I would love to give you a list of things you could do that are guaranteed to produce “love and good works” in every believer that you come in contact with—but there simply isn’t any list like this. A checklist, no matter how long, misses the point altogether. Checklists never produce the community that is the point of this exhortation. Considering, setting our mind on the needs of our fellow believers, does. Of course this isn’t going to happen at all if you forsake the assembly for something else—but it is also not guaranteed to happen just because you show up. There is more to being a member of the body than listening to the sermons, putting something in the offering plate, and voting at church business meetings. Becoming a member of a church is about far more than getting your name in the directory—it is about becoming part of a body that has many members, a body whose health you are directly, as a fellow member, responsible for.
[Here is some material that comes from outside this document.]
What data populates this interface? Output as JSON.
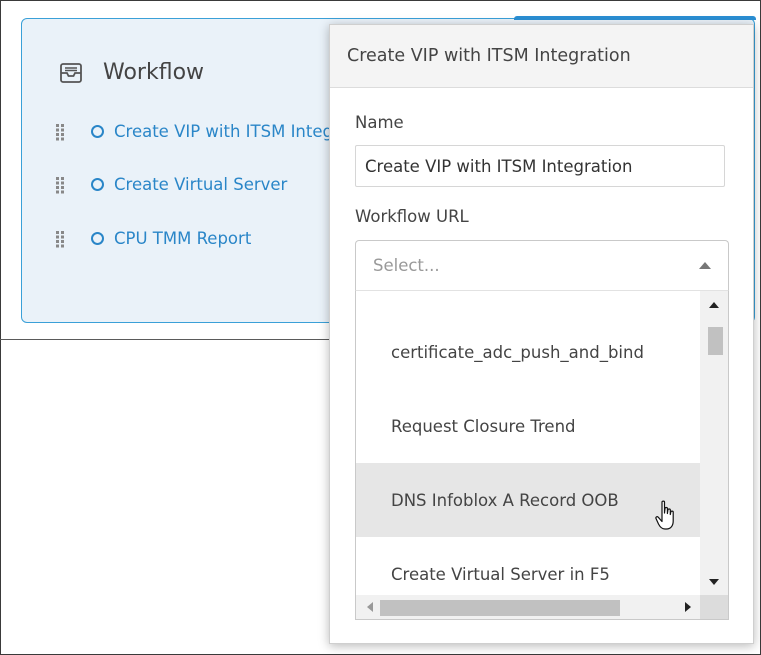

We don’t all minister to the needs of the body in exactly the same way. God has gifted every member uniquely—the way that you demonstrate your concern for the body may look different from the way that someone else does, and that is perfectly all right. The point is not that we all are to be going around asking each other the same list of canned questions but that every one of us are to be constantly considering how we can contribute to the spiritual health of the body. While this exhortation can be carried out in many different ways, it will never be obeyed by accident. You will never stir anyone up to anything good without deliberate and intentional consideration.
Just as the way that each of us will demonstrate our concern for each other will look different, so the things that keep us from showing concern will look different as well. Some, perhaps, are too busy with their own agenda to take the time to consider the needs of others. Some might be very concerned with the needs that other people have—but their solutions rarely involve love and good works. Perhaps you feel as though you have done your duty to the community simply by showing up at the service or putting something in the offering plate. Perhaps you are afraid to get involved in the lives of others because they might point out areas where you yourself need to make some changes. Excuses never excuse disobedience.
This call to community, this call to consider one another, isn’t a call only for those gifted with amazing social skills. It is something that goes far deeper than simply enjoying conversation with your fellow believers. What it really boils down to is whether or not we are willing to love our fellow members enough to always seek to help them grow in conformity to Christ, even when they don’t feel like growing and we don’t feel like helping. The bottom line is love, not personality. True community, the community that we are called to in this passage, is never easy—but it is also never optional. Are you committed to this kind of community? Does the way in which you interact with your fellow believers demonstrate that commitment? If it doesn’t, it might be time for some considering.
Note: The above is adapted from a message I preached on June 12 entitled, “Community Is Not Optional.”